More than a decade after cloud computing normalized, it’s still probably a lot safer than your on-premises data center. But new threats and more sophisticated versions of old threats are making their way to a server near you. Given that most enterprise business strategy now incorporates at least some version of the cloud, what security worries should still keep business leadership up at night?
The first and most obvious risk to mitigate is the threat of data breaches. The theft of corporate data is both more common and more costly than many business leadership teams may realize. From the theft of intellectual property to the damage to corporate reputations, these security incidents can impact you for years. In the US, the average cost of one data breach is $3.92 million. In the first six months of 2019, hackers exposed more than 4.1 billion records.
The good news, if you have data in the cloud, is that these breaches did not occur at the cloud level. These security incidents were primarily housed within on-premises server rooms at major corporations. The reality is that the cloud remains safer than on-prem; cloud vendors provide extensive security coverage of their assets and update them constantly. However, businesses with in-house data storage remain at risk of a data breach.
When computer assets are set up improperly, it leaves IT networks vulnerable to malicious activity. From default settings left unchanged to disabled security controls to unpatched servers, organizations remain at risk. As corporations create multi-cloud environments, the complexities of managing these networks may cause IT administrators to miss critical settings.
Since cloud deployment is all about speed, automation, and an easy end-user experience, it is easy for technology teams to go on autopilot. Once the data hits the cloud provider’s server room, it is safe. But what happens to the data at rest and in transit on the corporate network? Network managers must properly instigate change control protocols to ensure the security of their on-premise data as well as on the devices that access it.
Missing Cloud Security Architectures
While business leadership may have embraced cloud computing as a business strategy, they must ensure the implementation of security protocols on the ground. Cloud computing requires a shared security response. From training employees to embracing security protocols to creating security architecture for the data before it uploads, IT administrators must formulate appropriate cloud security architecture or run the risk of becoming a security statistic.

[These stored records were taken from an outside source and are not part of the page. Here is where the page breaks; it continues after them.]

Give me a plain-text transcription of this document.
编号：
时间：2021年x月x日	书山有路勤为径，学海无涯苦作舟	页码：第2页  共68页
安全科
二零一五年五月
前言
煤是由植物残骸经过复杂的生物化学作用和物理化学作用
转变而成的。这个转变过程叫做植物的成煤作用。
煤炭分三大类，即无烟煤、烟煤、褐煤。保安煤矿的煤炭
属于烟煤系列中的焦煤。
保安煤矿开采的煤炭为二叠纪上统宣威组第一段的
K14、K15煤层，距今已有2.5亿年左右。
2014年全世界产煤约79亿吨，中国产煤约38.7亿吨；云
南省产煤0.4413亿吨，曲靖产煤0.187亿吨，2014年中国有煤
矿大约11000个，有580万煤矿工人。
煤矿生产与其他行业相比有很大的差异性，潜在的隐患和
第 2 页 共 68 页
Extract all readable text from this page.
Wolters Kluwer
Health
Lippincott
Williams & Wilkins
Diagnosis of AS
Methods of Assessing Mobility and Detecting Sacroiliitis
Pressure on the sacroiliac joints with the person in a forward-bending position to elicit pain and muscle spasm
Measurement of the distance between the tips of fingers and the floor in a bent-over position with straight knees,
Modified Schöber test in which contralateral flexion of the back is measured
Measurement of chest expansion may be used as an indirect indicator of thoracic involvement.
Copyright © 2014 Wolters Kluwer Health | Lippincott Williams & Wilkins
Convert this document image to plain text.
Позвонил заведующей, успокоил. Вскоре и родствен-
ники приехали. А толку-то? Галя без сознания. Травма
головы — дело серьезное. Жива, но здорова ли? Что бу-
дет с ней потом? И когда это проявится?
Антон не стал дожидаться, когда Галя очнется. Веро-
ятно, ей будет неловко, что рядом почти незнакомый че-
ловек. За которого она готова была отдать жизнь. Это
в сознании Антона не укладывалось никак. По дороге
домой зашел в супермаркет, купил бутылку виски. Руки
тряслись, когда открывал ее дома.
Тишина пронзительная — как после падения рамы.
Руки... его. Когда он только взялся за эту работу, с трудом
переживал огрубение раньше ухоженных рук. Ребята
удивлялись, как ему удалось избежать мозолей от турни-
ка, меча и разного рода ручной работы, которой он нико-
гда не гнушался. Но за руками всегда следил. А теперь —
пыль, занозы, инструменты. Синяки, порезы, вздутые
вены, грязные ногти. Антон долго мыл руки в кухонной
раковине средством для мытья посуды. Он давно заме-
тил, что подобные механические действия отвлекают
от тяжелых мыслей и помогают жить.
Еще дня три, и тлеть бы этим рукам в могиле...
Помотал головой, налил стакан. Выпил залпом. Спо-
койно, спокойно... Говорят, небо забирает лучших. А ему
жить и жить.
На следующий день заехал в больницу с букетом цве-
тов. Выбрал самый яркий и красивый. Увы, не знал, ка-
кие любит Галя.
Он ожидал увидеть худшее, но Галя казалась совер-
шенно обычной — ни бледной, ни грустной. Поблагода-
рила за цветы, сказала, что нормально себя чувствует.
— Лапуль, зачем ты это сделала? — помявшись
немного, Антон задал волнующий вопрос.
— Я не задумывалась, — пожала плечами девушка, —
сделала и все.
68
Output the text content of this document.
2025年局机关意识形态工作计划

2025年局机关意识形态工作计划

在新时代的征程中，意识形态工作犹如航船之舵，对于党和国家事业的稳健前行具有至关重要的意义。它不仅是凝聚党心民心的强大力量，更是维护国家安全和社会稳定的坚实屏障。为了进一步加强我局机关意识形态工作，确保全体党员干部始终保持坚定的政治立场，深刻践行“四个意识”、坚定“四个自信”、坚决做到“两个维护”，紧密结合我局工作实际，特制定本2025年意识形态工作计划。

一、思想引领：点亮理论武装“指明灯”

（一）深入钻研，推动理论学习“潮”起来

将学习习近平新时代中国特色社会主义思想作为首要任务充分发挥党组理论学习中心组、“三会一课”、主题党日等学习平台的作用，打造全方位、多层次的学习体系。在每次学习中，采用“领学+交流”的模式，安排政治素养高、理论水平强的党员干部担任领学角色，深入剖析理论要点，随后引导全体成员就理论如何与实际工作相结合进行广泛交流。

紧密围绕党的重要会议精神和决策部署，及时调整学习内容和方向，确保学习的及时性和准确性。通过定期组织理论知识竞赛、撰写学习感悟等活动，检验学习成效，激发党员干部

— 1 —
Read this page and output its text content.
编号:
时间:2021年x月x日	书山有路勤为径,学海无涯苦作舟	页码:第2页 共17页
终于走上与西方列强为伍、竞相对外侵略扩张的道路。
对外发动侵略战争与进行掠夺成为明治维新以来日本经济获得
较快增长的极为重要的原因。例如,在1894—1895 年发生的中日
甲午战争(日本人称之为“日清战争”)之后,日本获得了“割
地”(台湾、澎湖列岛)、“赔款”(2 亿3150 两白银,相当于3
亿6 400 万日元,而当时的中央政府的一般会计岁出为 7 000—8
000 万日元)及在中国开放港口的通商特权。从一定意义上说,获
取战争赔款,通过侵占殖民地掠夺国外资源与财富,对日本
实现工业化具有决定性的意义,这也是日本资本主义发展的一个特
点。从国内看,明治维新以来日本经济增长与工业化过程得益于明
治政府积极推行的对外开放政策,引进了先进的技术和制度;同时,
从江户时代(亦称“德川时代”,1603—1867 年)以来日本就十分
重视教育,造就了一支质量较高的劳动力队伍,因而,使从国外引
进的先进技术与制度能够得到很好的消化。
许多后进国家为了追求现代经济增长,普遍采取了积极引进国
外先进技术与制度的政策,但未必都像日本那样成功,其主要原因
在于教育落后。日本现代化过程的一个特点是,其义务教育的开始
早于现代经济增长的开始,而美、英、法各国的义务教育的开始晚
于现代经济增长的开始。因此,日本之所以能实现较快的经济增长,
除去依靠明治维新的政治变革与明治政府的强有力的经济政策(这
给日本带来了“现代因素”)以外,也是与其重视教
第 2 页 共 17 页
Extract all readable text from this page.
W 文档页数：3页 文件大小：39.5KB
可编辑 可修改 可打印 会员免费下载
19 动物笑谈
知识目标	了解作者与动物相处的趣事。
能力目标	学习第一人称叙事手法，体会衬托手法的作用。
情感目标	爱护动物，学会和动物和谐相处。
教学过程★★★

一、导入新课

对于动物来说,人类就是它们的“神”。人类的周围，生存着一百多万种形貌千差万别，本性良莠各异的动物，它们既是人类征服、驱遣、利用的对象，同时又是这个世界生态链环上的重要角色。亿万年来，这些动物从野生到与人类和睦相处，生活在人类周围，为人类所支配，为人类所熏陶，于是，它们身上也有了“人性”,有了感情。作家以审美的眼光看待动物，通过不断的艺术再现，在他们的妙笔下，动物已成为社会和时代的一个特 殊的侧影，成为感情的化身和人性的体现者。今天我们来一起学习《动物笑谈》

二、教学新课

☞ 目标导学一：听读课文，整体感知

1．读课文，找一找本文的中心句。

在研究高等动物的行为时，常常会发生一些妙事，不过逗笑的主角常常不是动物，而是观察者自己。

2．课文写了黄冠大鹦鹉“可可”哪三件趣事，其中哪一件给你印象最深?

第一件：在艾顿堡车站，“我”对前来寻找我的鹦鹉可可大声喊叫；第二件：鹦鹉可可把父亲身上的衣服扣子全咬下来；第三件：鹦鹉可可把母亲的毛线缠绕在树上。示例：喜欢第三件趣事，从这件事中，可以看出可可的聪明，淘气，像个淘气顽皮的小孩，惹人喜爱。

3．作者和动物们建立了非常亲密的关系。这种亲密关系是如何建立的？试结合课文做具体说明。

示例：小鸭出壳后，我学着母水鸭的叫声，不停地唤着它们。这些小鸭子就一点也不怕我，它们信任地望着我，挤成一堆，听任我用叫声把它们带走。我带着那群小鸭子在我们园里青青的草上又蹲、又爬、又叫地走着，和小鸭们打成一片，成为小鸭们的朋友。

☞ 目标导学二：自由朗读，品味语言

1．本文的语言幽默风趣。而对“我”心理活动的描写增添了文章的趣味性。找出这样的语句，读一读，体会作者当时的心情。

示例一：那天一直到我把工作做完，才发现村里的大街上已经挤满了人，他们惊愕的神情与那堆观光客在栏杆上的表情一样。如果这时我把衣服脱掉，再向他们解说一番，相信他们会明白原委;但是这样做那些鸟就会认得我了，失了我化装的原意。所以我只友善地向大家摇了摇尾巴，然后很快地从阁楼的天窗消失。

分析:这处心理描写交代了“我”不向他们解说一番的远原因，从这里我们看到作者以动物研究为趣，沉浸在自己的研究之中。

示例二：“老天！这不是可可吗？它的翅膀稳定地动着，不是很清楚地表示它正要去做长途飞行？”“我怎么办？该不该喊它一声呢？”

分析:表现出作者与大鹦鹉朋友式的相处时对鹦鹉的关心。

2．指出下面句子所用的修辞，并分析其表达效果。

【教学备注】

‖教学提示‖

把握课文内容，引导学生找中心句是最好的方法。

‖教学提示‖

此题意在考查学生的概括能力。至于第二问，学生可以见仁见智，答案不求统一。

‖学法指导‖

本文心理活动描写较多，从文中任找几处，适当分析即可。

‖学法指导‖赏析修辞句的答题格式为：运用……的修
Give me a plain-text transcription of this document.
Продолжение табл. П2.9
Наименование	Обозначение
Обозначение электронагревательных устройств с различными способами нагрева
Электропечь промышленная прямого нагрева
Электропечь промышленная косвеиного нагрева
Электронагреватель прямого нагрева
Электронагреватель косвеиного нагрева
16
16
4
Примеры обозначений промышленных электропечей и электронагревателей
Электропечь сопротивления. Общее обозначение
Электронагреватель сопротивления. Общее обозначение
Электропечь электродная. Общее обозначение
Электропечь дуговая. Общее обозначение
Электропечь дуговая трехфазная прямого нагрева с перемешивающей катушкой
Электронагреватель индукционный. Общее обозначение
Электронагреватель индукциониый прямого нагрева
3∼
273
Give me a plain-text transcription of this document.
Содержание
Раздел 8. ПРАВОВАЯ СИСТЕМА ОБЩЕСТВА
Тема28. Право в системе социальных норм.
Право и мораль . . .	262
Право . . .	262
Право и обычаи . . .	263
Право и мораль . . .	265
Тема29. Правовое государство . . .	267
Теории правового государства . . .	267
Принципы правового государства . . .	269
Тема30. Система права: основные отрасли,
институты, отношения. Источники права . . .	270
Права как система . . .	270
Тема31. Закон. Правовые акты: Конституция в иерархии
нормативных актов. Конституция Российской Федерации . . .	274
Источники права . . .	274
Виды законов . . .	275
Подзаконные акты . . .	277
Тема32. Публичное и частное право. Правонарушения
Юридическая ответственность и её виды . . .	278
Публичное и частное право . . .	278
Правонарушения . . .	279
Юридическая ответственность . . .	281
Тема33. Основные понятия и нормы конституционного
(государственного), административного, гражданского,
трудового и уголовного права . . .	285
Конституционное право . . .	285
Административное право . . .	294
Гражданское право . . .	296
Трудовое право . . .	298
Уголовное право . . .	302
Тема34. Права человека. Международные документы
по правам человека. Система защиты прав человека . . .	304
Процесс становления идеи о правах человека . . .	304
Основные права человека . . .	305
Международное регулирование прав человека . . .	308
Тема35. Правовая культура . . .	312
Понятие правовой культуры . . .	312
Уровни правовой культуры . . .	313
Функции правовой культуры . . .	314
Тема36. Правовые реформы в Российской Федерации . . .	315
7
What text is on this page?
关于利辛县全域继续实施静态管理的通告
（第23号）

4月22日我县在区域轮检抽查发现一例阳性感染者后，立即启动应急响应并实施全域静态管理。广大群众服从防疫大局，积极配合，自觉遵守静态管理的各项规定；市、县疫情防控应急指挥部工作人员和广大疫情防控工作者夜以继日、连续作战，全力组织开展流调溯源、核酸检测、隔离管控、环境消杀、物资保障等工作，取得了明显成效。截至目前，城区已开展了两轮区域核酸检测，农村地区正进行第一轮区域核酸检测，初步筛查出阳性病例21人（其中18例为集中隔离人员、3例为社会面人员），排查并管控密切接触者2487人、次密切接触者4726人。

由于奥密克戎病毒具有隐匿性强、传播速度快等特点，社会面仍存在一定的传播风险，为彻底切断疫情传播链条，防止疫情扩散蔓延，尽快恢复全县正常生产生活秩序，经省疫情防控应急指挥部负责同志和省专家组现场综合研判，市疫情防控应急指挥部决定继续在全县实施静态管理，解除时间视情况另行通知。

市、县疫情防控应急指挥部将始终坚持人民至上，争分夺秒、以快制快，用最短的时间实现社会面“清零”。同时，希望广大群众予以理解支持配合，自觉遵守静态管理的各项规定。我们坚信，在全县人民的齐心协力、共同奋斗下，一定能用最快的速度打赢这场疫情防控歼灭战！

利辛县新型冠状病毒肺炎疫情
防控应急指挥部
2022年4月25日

Credential, Access, and Key Management
Developing the tools and policies necessary to govern your IT strategy is critical to maintaining a secure cloud experience. IT teams must set expectations with employees around the use of digital files, system access, and physical access to corporate hardware and software. Developing internal identity management protocols for both public and private clouds will help keep your devices and on-prem data safer.
The responsibility for data security is shared between you and your cloud provider.
Insecure APIs and Interfaces
The beauty of the cloud is the ability to interface with multiple vendors via application program interfaces (APIs). But the security of these tools is only as good as the vendor that designed the API. Poorly designed code could lead to a data breach.
While most IT leadership work diligently to design security protocols to protect their on-premise and transmitted data, the management and orchestration of security protocols is a shared responsibility between the cloud vendor and their corporate client. While cloud providers remain very secure, can the same be said about your company?